I have a question about backpropagation.

In my program I use cross_entropy as the cost function.

I use a DNN predict 3 weights(w1, w2, w3) for 3 different models(M1,M2,M3). And after that I calculate the prediction like this:
prediction=w1*M1+w2*M2+w3*M3(w1,w2,w3 are vectors and M1,M2,M3 are matrics)
I have a targetmatrice, now I want after training prediction same as targetmatrice.
my code is like this:

prediction = w1.mul(M1) + w2.mul(M2) + w3.mul(M3)

            loss = loss_func(prediction.cuda(), target.cuda())

I want to ask if I do something wrong? Because the loss seems difficult to reduce.

Please help me
Thank you

Hello Wentao!

It is not clear to me what you are trying to do.

One key question:

When you call optimizer.step(), what numbers are you
intending to update? Normally, you would have the optimizer
update weights (and biases) in your model. What optimizer
are you using? What did you pass in as your parameters
when you instantiated optimizer?

Some more questions:

Are M1, M2, and M3 fixed, and you are trying to optimize
the values of w1, w2, and w3? Or vice versa? (Or both?)

Why are the ws vectors? What are the shapes of the ws and
Ms? What is the shape of prediction? What are your inputs?

It sounds like you are trying to get a predicted matrix to match
a target matrix. You say you are using “cross_entropy”. This
doesn’t seem like the appropriate loss function for what I am
guessing you are trying to do. A loss function along the lines
of mean-squared-error might be a better choice.

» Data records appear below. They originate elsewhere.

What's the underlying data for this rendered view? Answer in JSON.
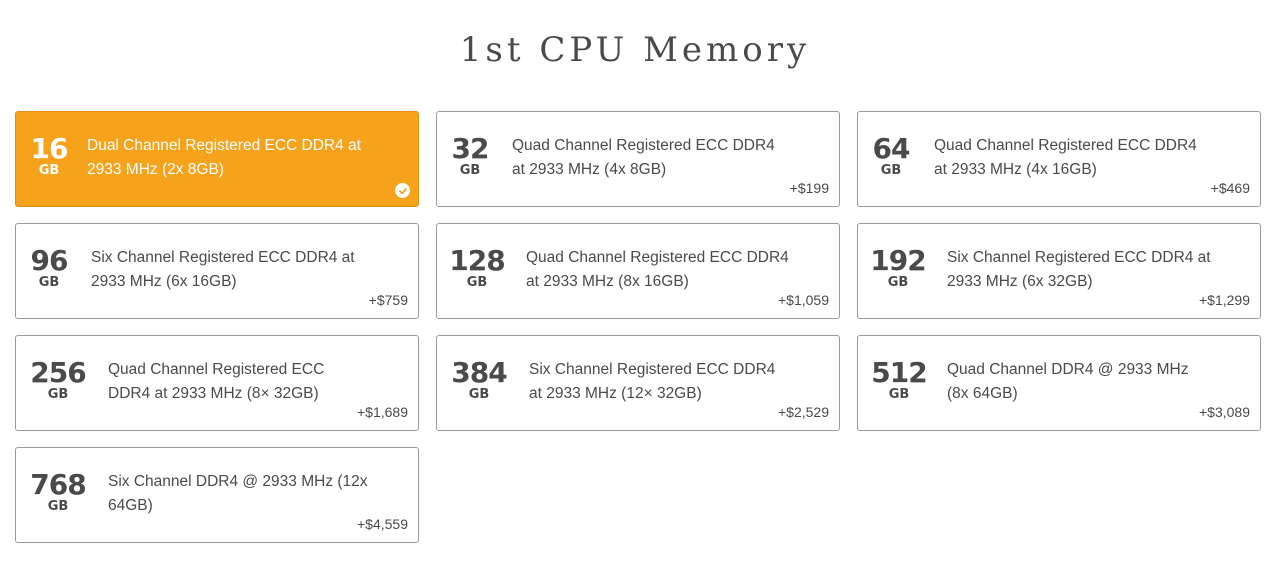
{
  "page_title": "1st CPU Memory",
  "accent_color": "#f7a21b",
  "options": [
    {
      "size": "16",
      "unit": "GB",
      "description": "Dual Channel Registered ECC DDR4 at 2933 MHz (2x 8GB)",
      "price": "",
      "selected": true
    },
    {
      "size": "32",
      "unit": "GB",
      "description": "Quad Channel Registered ECC DDR4 at 2933 MHz (4x 8GB)",
      "price": "+$199",
      "selected": false
    },
    {
      "size": "64",
      "unit": "GB",
      "description": "Quad Channel Registered ECC DDR4 at 2933 MHz (4x 16GB)",
      "price": "+$469",
      "selected": false
    },
    {
      "size": "96",
      "unit": "GB",
      "description": "Six Channel Registered ECC DDR4 at 2933 MHz (6x 16GB)",
      "price": "+$759",
      "selected": false
    },
    {
      "size": "128",
      "unit": "GB",
      "description": "Quad Channel Registered ECC DDR4 at 2933 MHz (8x 16GB)",
      "price": "+$1,059",
      "selected": false
    },
    {
      "size": "192",
      "unit": "GB",
      "description": "Six Channel Registered ECC DDR4 at 2933 MHz (6x 32GB)",
      "price": "+$1,299",
      "selected": false
    },
    {
      "size": "256",
      "unit": "GB",
      "description": "Quad Channel Registered ECC DDR4 at 2933 MHz (8× 32GB)",
      "price": "+$1,689",
      "selected": false
    },
    {
      "size": "384",
      "unit": "GB",
      "description": "Six Channel Registered ECC DDR4 at 2933 MHz (12× 32GB)",
      "price": "+$2,529",
      "selected": false
    },
    {
      "size": "512",
      "unit": "GB",
      "description": "Quad Channel DDR4 @ 2933 MHz (8x 64GB)",
      "price": "+$3,089",
      "selected": false
    },
    {
      "size": "768",
      "unit": "GB",
      "description": "Six Channel DDR4 @ 2933 MHz (12x 64GB)",
      "price": "+$4,559",
      "selected": false
    }
  ]
}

(CrossEntropyLoss is typically used for classification problems,
and takes integral class labels for its target.)

Good luck.

K. Frank

Hello Frank,

Thank you for your reply!

What I‘m trying to do is stream weighting, so M1, M2, M2 are the fixed matrices. I want use dnn to predict the weights for the different models, so w1,w2,w3 are the vectors which have the same length as M1,M2,M3. The optimizer is used to update the parameters in dnn. The dnn produces the weights vectors. The cross entropy will be better for my task, because the output is kind of posteriors probability. I‘m not sure if I have made some mistakes, I don‘t know why my loss don‘t reduced.

Thank you